The country that does benefit from these subsidies, thanks to the EBA, is Cambodia, which became the leading supplier of Europe in the 2015/2016 campaign, with about 270 thousand tonnes of imported products, in contrast to around 10 thousand in 2009. Entangled in child labour issues, Burma has not been enjoying the benefits of the subsidized regime until 2012 and has therefore not yet reached any substantial volumes. Last year, however, the rice imports to Italy from this country have increased by 736%, which leaves no doubt about Burma’s potential, even if it only exported 2,512 tonnes of processed rice to Italy in the 2016-2017 campaign, which is too little an amount if compared with the more than 12 thousand tonnes of Cambodia. We impugn this regime of facilitations, insists President of Ente Nazionale Risi (the Italian Board for national rices) Paolo Carrà, because it has led to an imbalance at the European level without increasing the well-being of the populations that should have benefited from it. It only favours multinationals. In fact, those who take advantage of the ‘zero duty’ policy, save 175 euro for each tonne of exported labour, thus being able to enjoy a considerably higher margin than that of all the others.
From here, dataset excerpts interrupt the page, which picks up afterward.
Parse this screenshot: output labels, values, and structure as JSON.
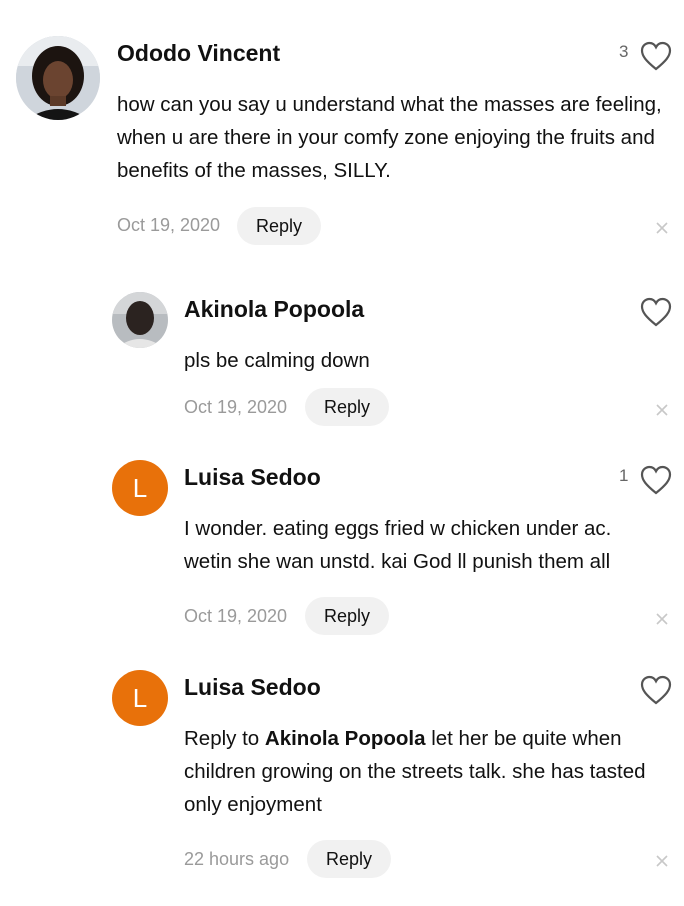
{
  "comments": [
    {
      "author": "Ododo Vincent",
      "text": "how can you say u understand what the masses are feeling,  when u are there in your comfy zone enjoying the fruits and benefits of the masses,  SILLY.",
      "date": "Oct 19, 2020",
      "reply_label": "Reply",
      "likes": "3"
    },
    {
      "author": "Akinola Popoola",
      "text": "pls be calming down",
      "date": "Oct 19, 2020",
      "reply_label": "Reply",
      "likes": ""
    },
    {
      "author": "Luisa Sedoo",
      "avatar_letter": "L",
      "text": "I wonder. eating eggs fried w chicken under ac. wetin she wan unstd. kai God ll punish them all",
      "date": "Oct 19, 2020",
      "reply_label": "Reply",
      "likes": "1"
    },
    {
      "author": "Luisa Sedoo",
      "avatar_letter": "L",
      "reply_prefix": "Reply to ",
      "reply_to": "Akinola Popoola",
      "text": " let her be quite when children growing on the streets talk. she has tasted only enjoyment",
      "date": "22 hours ago",
      "reply_label": "Reply",
      "likes": ""
    }
  ],
  "icons": {
    "like": "heart-outline-icon",
    "dismiss": "close-icon"
  },
  "colors": {
    "letter_avatar": "#e8710a",
    "muted": "#9a9a9a",
    "reply_bg": "#f1f1f1"
  }
}
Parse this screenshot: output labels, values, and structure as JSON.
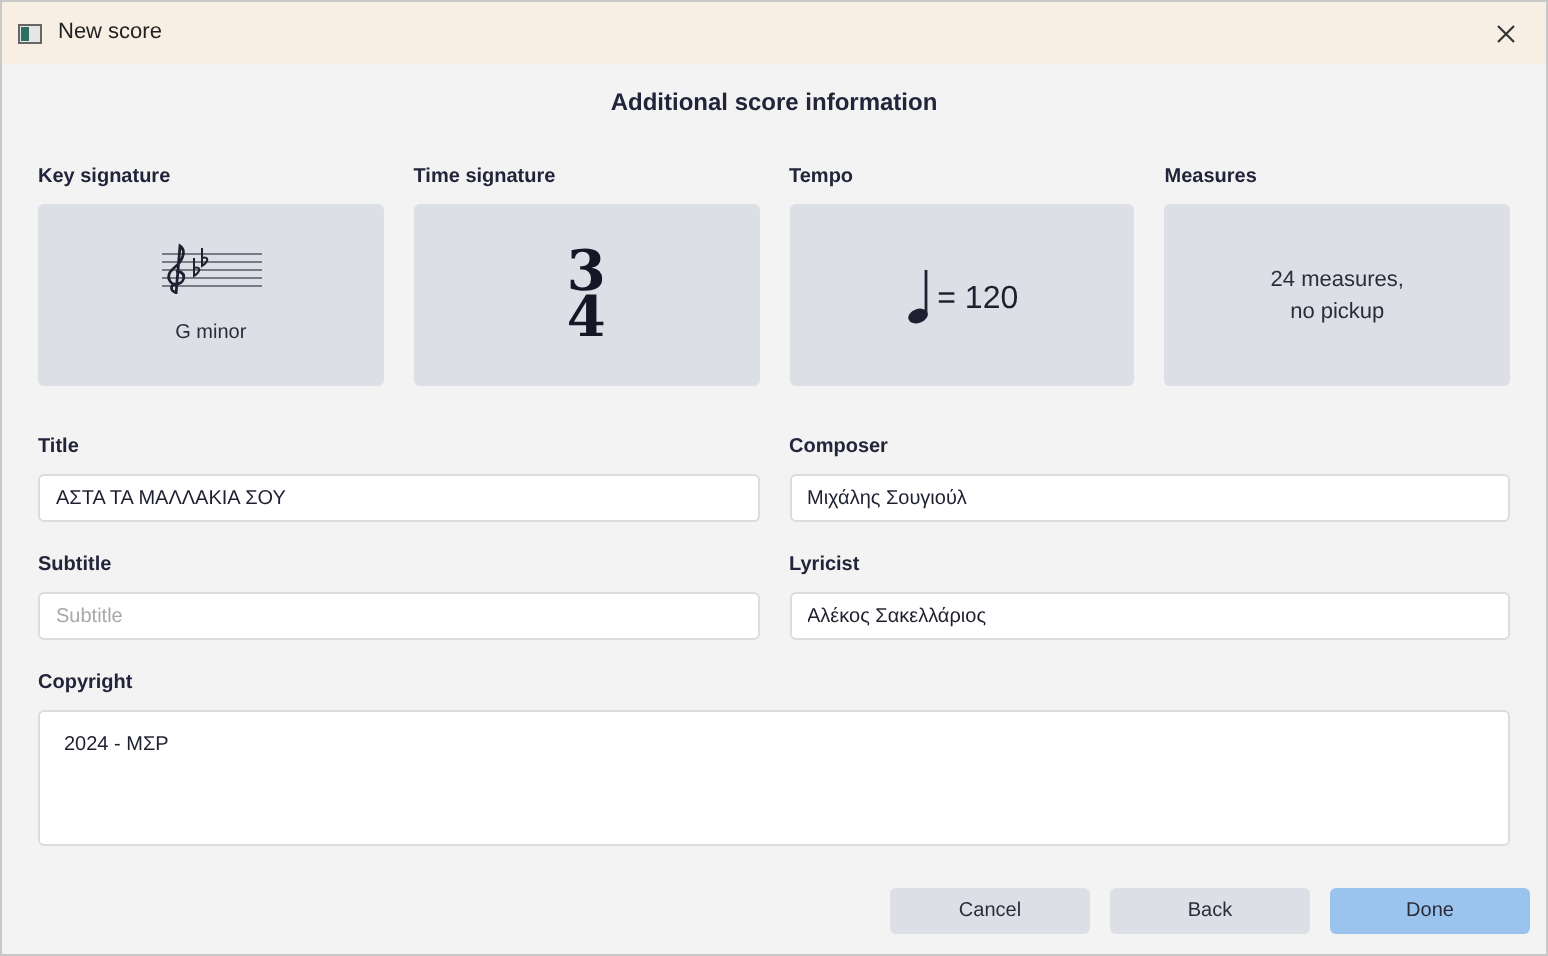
{
  "window": {
    "title": "New score"
  },
  "heading": "Additional score information",
  "cards": [
    {
      "kind": "key",
      "label": "Key signature",
      "text": "G minor"
    },
    {
      "kind": "time",
      "label": "Time signature",
      "numerator": "3",
      "denominator": "4"
    },
    {
      "kind": "tempo",
      "label": "Tempo",
      "text": "= 120"
    },
    {
      "kind": "measures",
      "label": "Measures",
      "lines": [
        "24 measures,",
        "no pickup"
      ]
    }
  ],
  "fields": [
    {
      "label": "Title",
      "value": "ΑΣΤΑ ΤΑ ΜΑΛΛΑΚΙΑ ΣΟΥ"
    },
    {
      "label": "Composer",
      "value": "Μιχάλης Σουγιούλ"
    },
    {
      "label": "Subtitle",
      "placeholder": "Subtitle"
    },
    {
      "label": "Lyricist",
      "value": "Αλέκος Σακελλάριος"
    }
  ],
  "copyright": {
    "label": "Copyright",
    "value": "2024 - ΜΣΡ"
  },
  "buttons": [
    {
      "label": "Cancel",
      "primary": false
    },
    {
      "label": "Back",
      "primary": false
    },
    {
      "label": "Done",
      "primary": true
    }
  ]
}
Price question and ‘zero duty’ policy

The price question seems to be the main problem of the sector, while the issue of the lack of product quality and safety controls of the imported products is a myth that needs to be debunked. There are different types of controls, those of customs and those of the Rasff (Rapid Alert System for Food and Feed, ed.) that deal with the analysis of the presence of GMOs, aflatoxins, and prohibited active ingredients. The Inspectorate of Quality Control and Fraud then deals with the shelf controls. The existing controls are quite effective, explains Carrà, as an institution, however, we have the task of assisting them in becoming more and more secure. We have therefore handed over a list of the active ingredients that are banned in Italy but permitted in the countries from which we import to the relevant ministries and have requested that the pertinent customs controls be carried out. Furthermore, we have doubled the number of shelf checks in 2017 in collaboration with the Inspectorate of Quality Control and Fraud, with a particular focus on imported products. The anomalies found so far, however, were only of administrative nature. We do not intend to stop here. One of our commitments is the implementation of residual chemical analyzes.